There was another problem. During the White House years, Mamie seldom saw Whitman, but at Palm Desert and Gettysburg, they were often together. The two women shared a single obsession, Dwight Eisenhower. He took both of them for granted, but they were competitors for his attention, or so it seemed to Mamie, who resented the way in which her husband relied on Whitman. “There was,” Cochran remembered, “a lot of dissension between Ann and Mamie.” At the end of that first winter in Palm Desert, Whitman went to work for the Republican Citizens, and after that idea died, she joined Rockefeller in New York, which made the general distinctly unhappy. Thereafter, he had little contact with the woman who had given so much of her life to serving him, a woman who had been indispensable when he was President. In 1968 he did write her a short, disapproving note: “I see that your Governor has added Emmet Hughes to his staff of advisers. I can scarcely think of anything that could be less helpful to the Governor, either in the campaign or if and when he became President.”37
• •
By the fall of 1963, conditions in South Vietnam, which had seemed so stable when Eisenhower left office, had deteriorated badly. A major insurgency was under way. Kennedy had committed nearly sixteen thousand American troops to the country, but political intrigue in Saigon continued and intensified. There was a military coup; one result was the assassination of Diem, the man who had generated such enthusiasm in Eisenhower back in 1954 and in the following years. There was speculation that the CIA was involved in the assassination. Eisenhower commented on the subject in a letter to Nixon. “I rather suspect the Diem affair will be shrouded in mystery for a long time to come,” he began. “No matter how much the Administration may have differed with him, I cannot believe any American would have approved the cold-blooded killing of a man who had, after all, shown great courage when he undertook the task some years ago of defeating Communist’s attempts to take over his country.”38
Within the month, there was another assassination, equally mysterious and far more shocking. On November 22, 1963, Eisenhower was in New York for a luncheon at the U.N. when he received the news of Kennedy’s death. (Back in April 1954, when Eisenhower was going to Lexington, Kentucky, for a speech, the Secret Service had asked him to change the route of his motorcade, because several Puerto Rican nationalists demanding independence had been seen in the city the previous day. Jim Hagerty wrote in his diary that Eisenhower took “a completely fatalistic viewpoint—‘If they’re going to shoot me, they’re going to shoot me—so what! There’s nothing you can do about it.’ ”39)

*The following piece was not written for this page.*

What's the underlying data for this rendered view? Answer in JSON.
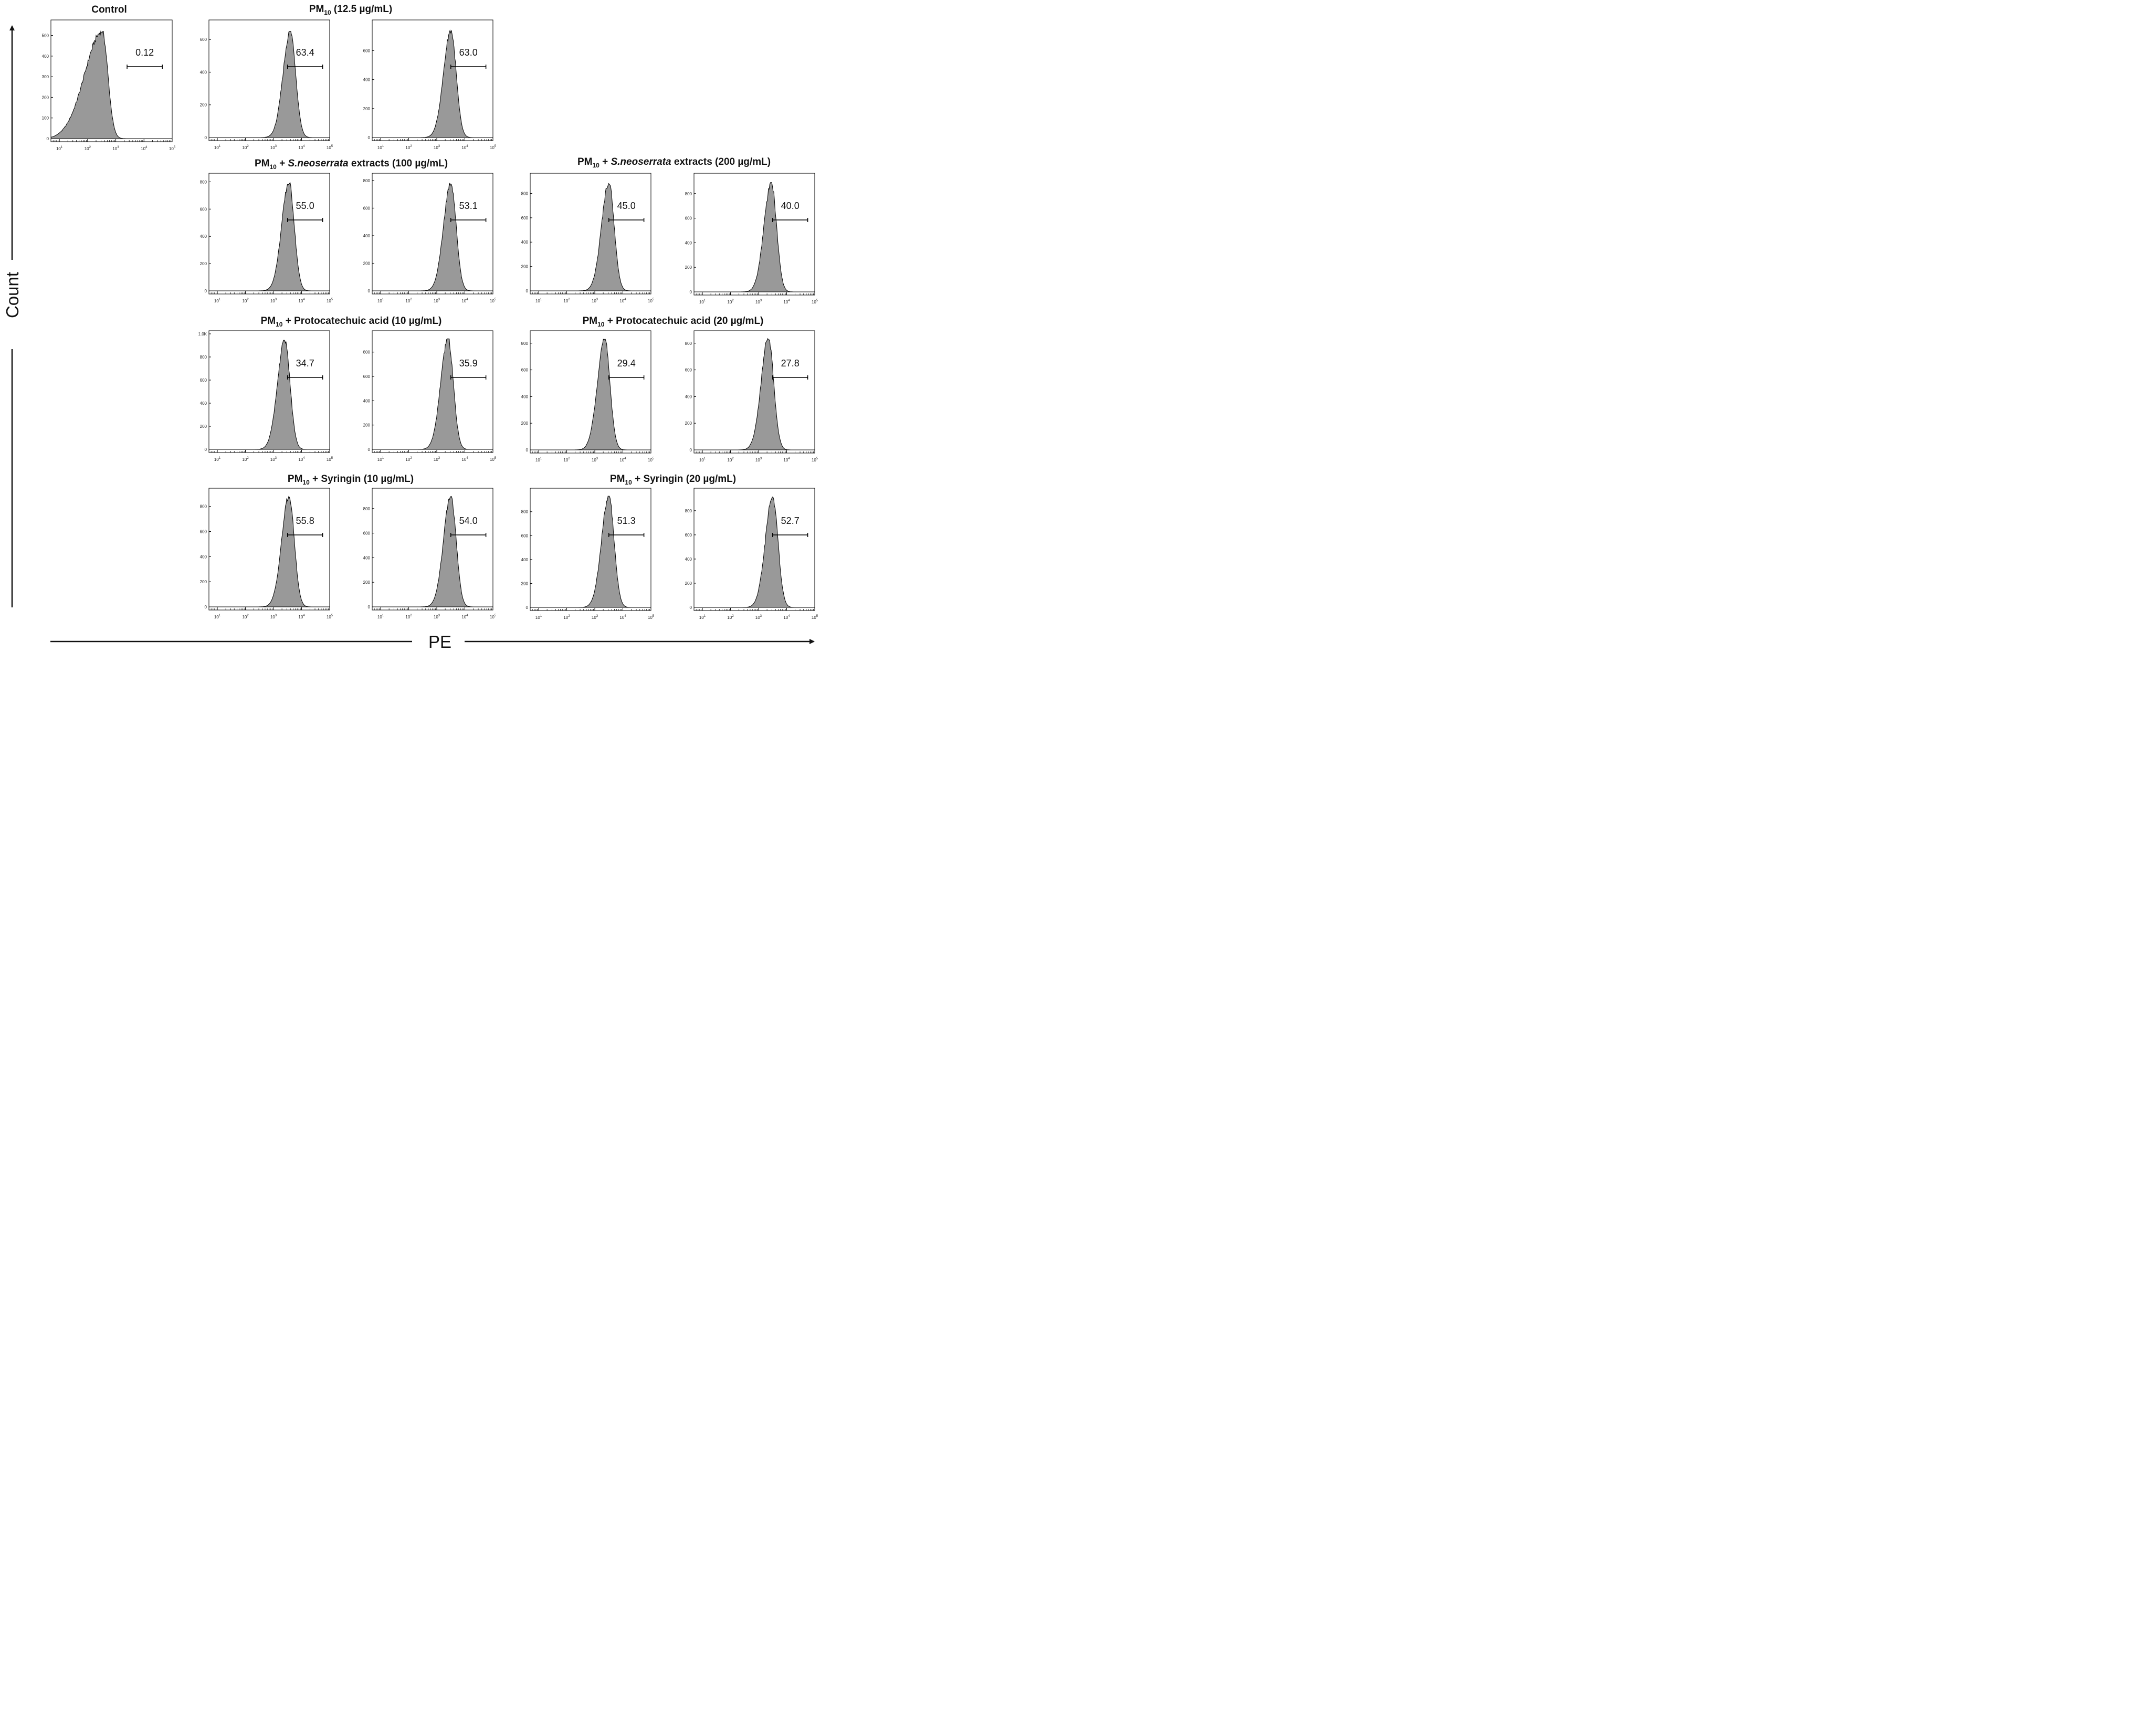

The following day, November 23, 1963, Eisenhower went to Washington to view Kennedy’s casket and to pay his respects to the widow. Then, at the request of the new President, he crossed the street and went to the Executive Office Building for a conference with Lyndon Johnson. Eisenhower promised Johnson his full support during the national emergency, urged Johnson to balance the budget, suggested that he speak to a joint session of Congress, and told him “to be his own man.”40 It was the beginning of an association between the new President and the former President that was to dominate much of the remainder of Eisenhower’s public life.